Let us suppose that you, like approximately 1 75% of the US population, have a cellphone. And let us suppose that you use one of the big 4 wireless companies, Verizon, AT&T, Sprint and T-Mobile. VZW is expensive but has the most geographical coverage. T is a little less expensive and has almost as good coverage. SPR and TMO have good urban coverage, good highway coverage, not necessarily so great in rural areas, and are usually cheaper or have other compelling reasons for you to use them.

A year or two ago marked the transition from a classic era of pricing, in which your monthly cost was your monthly cost (modulo excessive usage charges - who can forget that Verizon can’t 2 do math?) including the costs of some number of minutes, some number of text messages, some amount of data, and of course the phone that you had picked out. The differences in phone pricing were largely covered by an initial charge, and all the rest was included as a standard hidden cost. If you ended your contract earlier than 24 months, you had to pay an ETF, an early termination fee, which was often $300 or more. This covered the residual cost of your phone, and usually a big profit on top.

The new paradigm is that you pay for your phone service each month, and then you have the choice of buying your phone at the beginning ($75 - 1000) or paying an upfront fee ($0 - 300) and leasing/buying it over 24 months with a monthly payment ($6 - 45). It’s flexible! You pay less up front, if you want! And there are no more ETFs.

Why are there no more ETFs? Because the lease/buy contract does not end simply because you are no longer getting service from the telco. Oh no. You stop paying for service, yes. You no longer receive service. You do not stop paying for the phone, because that is a separate contract.

Typically you are on the hook for the rest of the lease payments, and then you are done.

Sprint, however, has found a new way to be evil.

Sprint just sent me an ad for their latest, not-so-greatest phone.
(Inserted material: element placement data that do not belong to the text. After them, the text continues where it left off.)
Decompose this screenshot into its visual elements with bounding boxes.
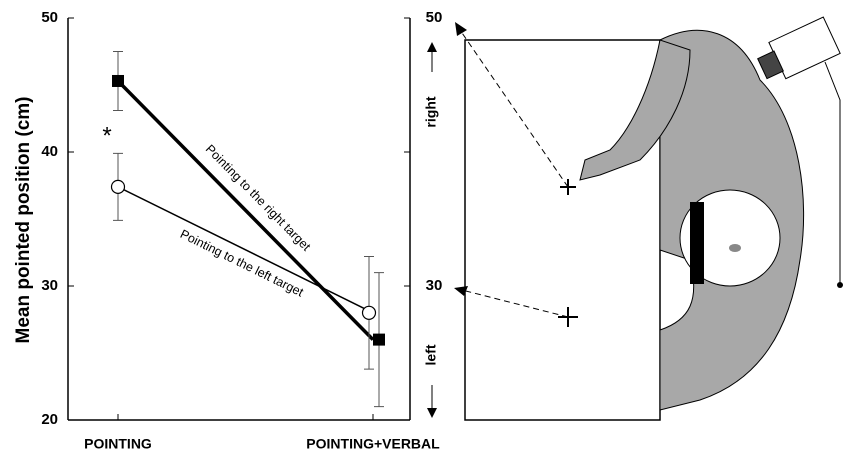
figure: Mean pointed position (cm) * right left … [0,0,849,458]
y2-tick-label: 50 [426,9,443,26]
cable-end [837,282,843,288]
ear [729,244,741,252]
series-line [118,187,373,313]
marker [363,306,376,319]
y2-tick-label: 30 [426,277,443,294]
marker [373,334,385,346]
direction-label: left [423,344,439,365]
visor [690,202,704,284]
arrowhead [455,22,467,36]
y-tick-label: 40 [41,143,58,160]
series-label: Pointing to the left target [178,227,306,300]
y-tick-label: 30 [41,277,58,294]
camera [753,17,840,86]
series-line [118,81,373,340]
page: Mean pointed position (cm) * right left … [0,0,849,458]
y-tick-label: 20 [41,411,58,428]
arrowhead [427,408,437,418]
y-axis-title: Mean pointed position (cm) [13,97,34,344]
marker [112,75,124,87]
marker [112,180,125,193]
arrowhead [427,42,437,52]
x-tick-label: POINTING [84,436,152,452]
direction-label: right [423,96,439,127]
y-tick-label: 50 [41,9,58,26]
camera-cable [825,62,840,285]
board [465,40,660,420]
diagram [427,17,843,420]
x-tick-label: POINTING+VERBAL [306,436,440,452]
asterisk: * [102,122,111,149]
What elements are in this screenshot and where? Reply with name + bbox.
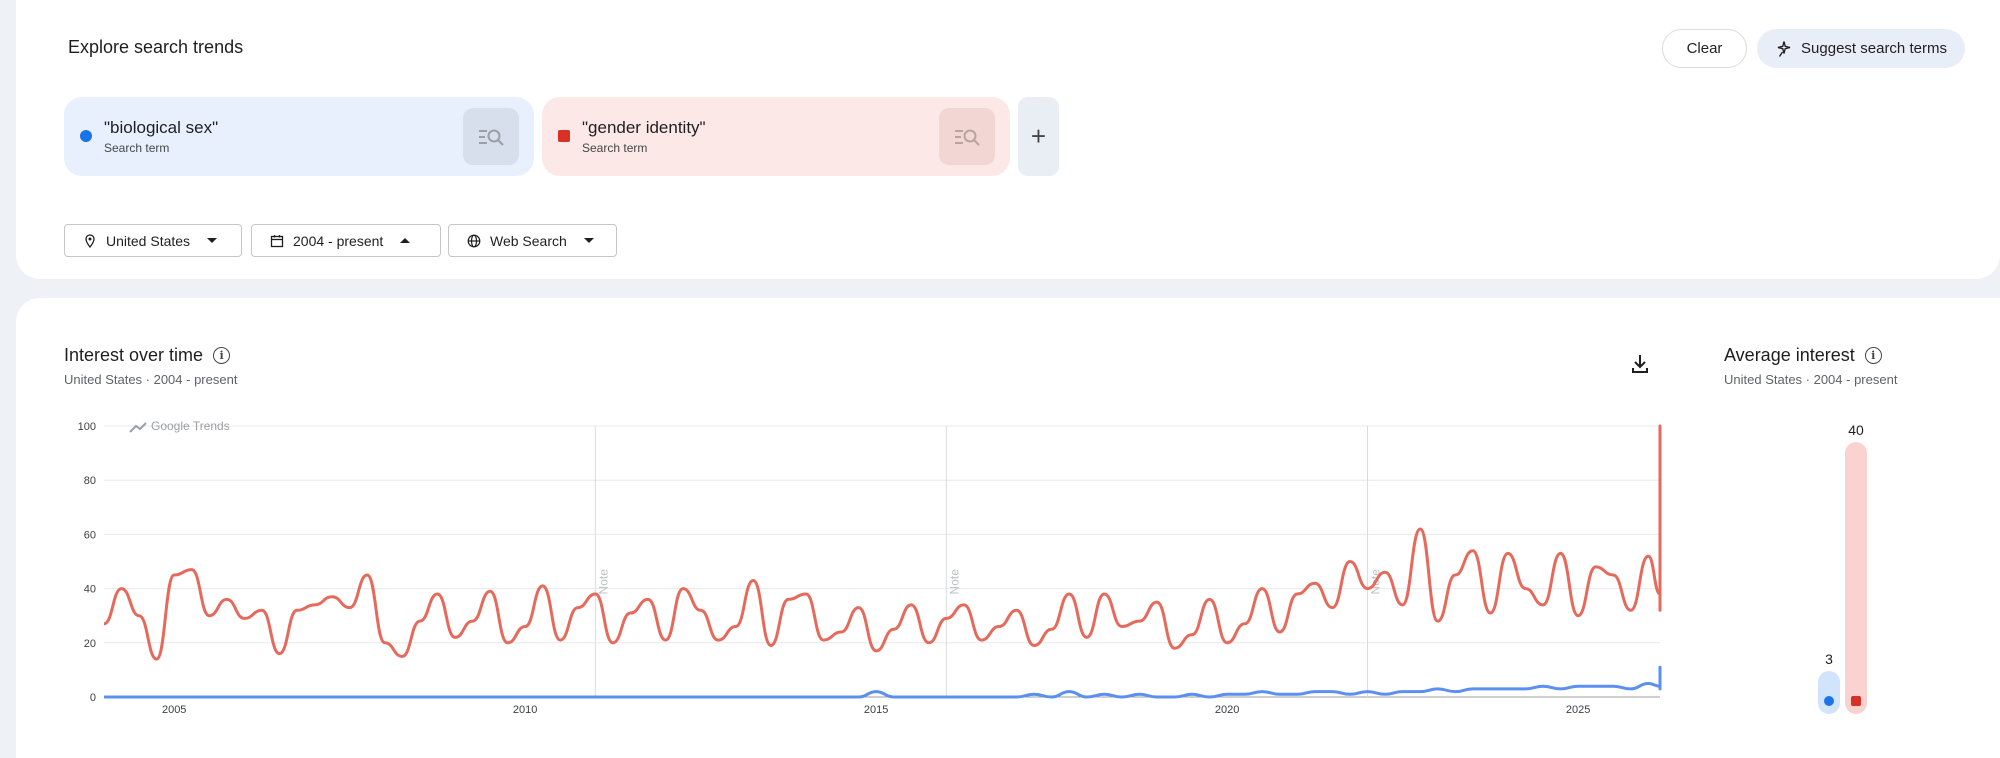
info-icon[interactable]: i	[1864, 347, 1882, 364]
average-interest-value: 40	[1848, 422, 1864, 438]
download-icon[interactable]	[1630, 353, 1650, 375]
location-pin-icon	[85, 233, 95, 248]
suggest-label: Suggest search terms	[1801, 40, 1947, 57]
clear-button[interactable]: Clear	[1662, 29, 1747, 68]
interest-over-time-subtitle: United States · 2004 - present	[64, 372, 238, 387]
chevron-up-icon	[400, 238, 411, 243]
average-interest-label: Average interest	[1724, 345, 1855, 365]
period-filter-label: 2004 - present	[293, 232, 384, 249]
region-filter[interactable]: United States	[64, 224, 242, 257]
chevron-down-icon	[583, 238, 594, 243]
average-interest-title: Average interest i	[1724, 345, 1882, 366]
sparkle-icon	[1777, 40, 1791, 57]
region-filter-label: United States	[106, 232, 191, 249]
property-filter[interactable]: Web Search	[448, 224, 617, 257]
period-filter[interactable]: 2004 - present	[251, 224, 441, 257]
series-color-dot	[1824, 696, 1834, 706]
search-term-subtitle: Search term	[104, 141, 170, 155]
term-search-icon[interactable]	[939, 108, 995, 165]
search-term-name[interactable]: "gender identity"	[582, 118, 706, 137]
property-filter-label: Web Search	[490, 232, 567, 249]
average-interest-subtitle: United States · 2004 - present	[1724, 372, 1898, 387]
series-color-square	[558, 130, 570, 142]
info-icon[interactable]: i	[213, 347, 231, 364]
search-term-card[interactable]: "biological sex" Search term	[64, 97, 534, 176]
interest-over-time-title: Interest over time i	[64, 345, 231, 366]
search-term-card[interactable]: "gender identity" Search term	[542, 97, 1010, 176]
series-color-square	[1851, 696, 1861, 706]
globe-icon	[467, 234, 481, 247]
results-panel	[16, 298, 2000, 758]
average-interest-bar	[1845, 442, 1867, 714]
average-interest-value: 3	[1825, 651, 1833, 668]
add-term-button[interactable]: +	[1018, 97, 1059, 176]
search-term-name[interactable]: "biological sex"	[104, 118, 219, 137]
average-interest-bar	[1818, 671, 1840, 714]
suggest-search-terms-button[interactable]: Suggest search terms	[1757, 29, 1965, 68]
calendar-icon	[270, 234, 284, 247]
search-term-subtitle: Search term	[582, 141, 648, 155]
term-search-icon[interactable]	[463, 108, 519, 165]
interest-over-time-label: Interest over time	[64, 345, 204, 365]
series-color-dot	[80, 130, 92, 142]
page-title: Explore search trends	[68, 37, 244, 57]
chevron-down-icon	[207, 238, 218, 243]
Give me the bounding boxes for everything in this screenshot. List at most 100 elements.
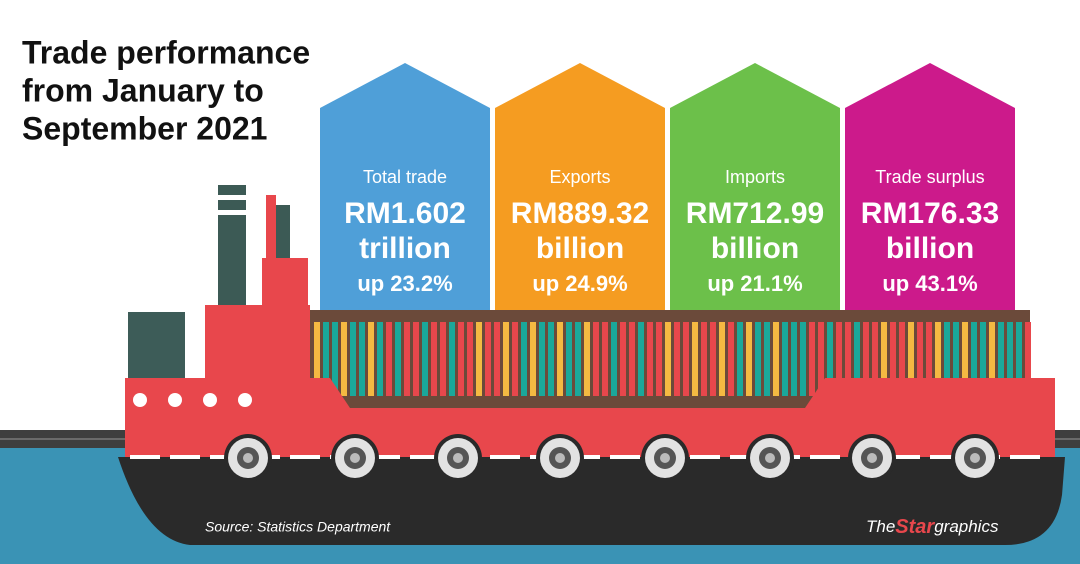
container-stripe bbox=[503, 322, 509, 396]
wheel-hub bbox=[867, 453, 877, 463]
container-stripe bbox=[377, 322, 383, 396]
container-stripe bbox=[494, 322, 500, 396]
container-stripe bbox=[647, 322, 653, 396]
card-unit: billion bbox=[886, 232, 974, 265]
wheel-hub bbox=[765, 453, 775, 463]
brand: TheStargraphics bbox=[866, 516, 999, 538]
container-stripe bbox=[998, 322, 1004, 396]
brand-graphics: graphics bbox=[934, 517, 999, 536]
wheel-hub bbox=[243, 453, 253, 463]
card-change: up 23.2% bbox=[357, 271, 452, 296]
container-stripe bbox=[899, 322, 905, 396]
container-stripe bbox=[908, 322, 914, 396]
container-stripe bbox=[593, 322, 599, 396]
card-label: Trade surplus bbox=[875, 167, 984, 187]
container-stripe bbox=[413, 322, 419, 396]
container-stripe bbox=[440, 322, 446, 396]
wheel-hub bbox=[453, 453, 463, 463]
funnel-stripe bbox=[218, 195, 246, 200]
container-stripe bbox=[818, 322, 824, 396]
card-label: Total trade bbox=[363, 167, 447, 187]
card bbox=[670, 63, 840, 310]
container-stripe bbox=[611, 322, 617, 396]
container-stripe bbox=[323, 322, 329, 396]
card bbox=[845, 63, 1015, 310]
container-stripe bbox=[935, 322, 941, 396]
container-stripe bbox=[719, 322, 725, 396]
porthole bbox=[203, 393, 217, 407]
container-stripe bbox=[1016, 322, 1022, 396]
container-stripe bbox=[980, 322, 986, 396]
container-stripe bbox=[836, 322, 842, 396]
container-stripe bbox=[431, 322, 437, 396]
container-stripe bbox=[512, 322, 518, 396]
container-stripe bbox=[620, 322, 626, 396]
card-unit: trillion bbox=[359, 232, 451, 265]
wheels bbox=[224, 434, 999, 482]
wheel-hub bbox=[350, 453, 360, 463]
card bbox=[320, 63, 490, 310]
card-change: up 24.9% bbox=[532, 271, 627, 296]
container-stripe bbox=[332, 322, 338, 396]
container-stripe bbox=[701, 322, 707, 396]
container-stripe bbox=[575, 322, 581, 396]
container-stripe bbox=[854, 322, 860, 396]
container-stripe bbox=[755, 322, 761, 396]
container-stripe bbox=[458, 322, 464, 396]
container-stripe bbox=[782, 322, 788, 396]
container-stripe bbox=[674, 322, 680, 396]
wheel-hub bbox=[970, 453, 980, 463]
container-stripe bbox=[728, 322, 734, 396]
container-stripe bbox=[746, 322, 752, 396]
container-stripe bbox=[530, 322, 536, 396]
container-stripe bbox=[962, 322, 968, 396]
card bbox=[495, 63, 665, 310]
funnel bbox=[218, 185, 246, 310]
container-stripe bbox=[971, 322, 977, 396]
title-line: Trade performance bbox=[22, 34, 310, 70]
container-stripe bbox=[809, 322, 815, 396]
source: Source: Statistics Department bbox=[205, 519, 391, 535]
card-amount: RM1.602 bbox=[344, 197, 466, 230]
title-line: from January to bbox=[22, 72, 264, 108]
container-stripe bbox=[710, 322, 716, 396]
funnel bbox=[276, 205, 290, 265]
container-stripe bbox=[368, 322, 374, 396]
container-stripe bbox=[566, 322, 572, 396]
porthole bbox=[168, 393, 182, 407]
container-stripe bbox=[404, 322, 410, 396]
container-stripe bbox=[692, 322, 698, 396]
container-stripe bbox=[944, 322, 950, 396]
container-stripe bbox=[872, 322, 878, 396]
container-stripe bbox=[629, 322, 635, 396]
card-amount: RM712.99 bbox=[686, 197, 824, 230]
container-stripe bbox=[953, 322, 959, 396]
container-stripe bbox=[548, 322, 554, 396]
container-stripe bbox=[467, 322, 473, 396]
card-label: Exports bbox=[549, 167, 610, 187]
card-unit: billion bbox=[711, 232, 799, 265]
container-stripe bbox=[764, 322, 770, 396]
card-unit: billion bbox=[536, 232, 624, 265]
brand-star: Star bbox=[895, 516, 935, 538]
container-stripe bbox=[314, 322, 320, 396]
deck-box bbox=[128, 312, 185, 378]
container-stripe bbox=[602, 322, 608, 396]
bridge-top bbox=[262, 258, 308, 310]
container-stripe bbox=[917, 322, 923, 396]
container-stripe bbox=[881, 322, 887, 396]
container-stripe bbox=[521, 322, 527, 396]
container-stripe bbox=[827, 322, 833, 396]
container-stripe bbox=[656, 322, 662, 396]
container-stripe bbox=[341, 322, 347, 396]
container-stripe bbox=[926, 322, 932, 396]
container-stripe bbox=[359, 322, 365, 396]
container-stripe bbox=[791, 322, 797, 396]
container-stripe bbox=[1007, 322, 1013, 396]
title-line: September 2021 bbox=[22, 110, 267, 146]
card-change: up 43.1% bbox=[882, 271, 977, 296]
container-stripe bbox=[800, 322, 806, 396]
container-stripe bbox=[890, 322, 896, 396]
If you were to buy it outright, they want $700. If you lease it from them, they want $20 a month for 24 months: $480.

Here is the new fine print.

Early termination of lease/service: Remaining lease payments will be
due immediately, and requires device return or payment of purchase
option device price in lease.

Huh. So you pay all the lease payments no matter what, even if you return the device immediately. That’s not a lease. If I lease an apartment for 24 months, and in month 16 I break the lease and my landlord agrees to let me out of it, I don’t pay 8 months of rent while I’m not in the apartment. If I had to do that, I wouldn’t call that terminating the lease. I would call it, specifically, not terminating the lease.

OK. And what is the third option?

Upon completion of 24 mo. term, customer can continue to pay
monthly lease amount, purchase or return the device.

Yes, if you don’t notice, Sprint will continue billing you $20/month forever.

Charming behavior. I bet the other telcos do it, too.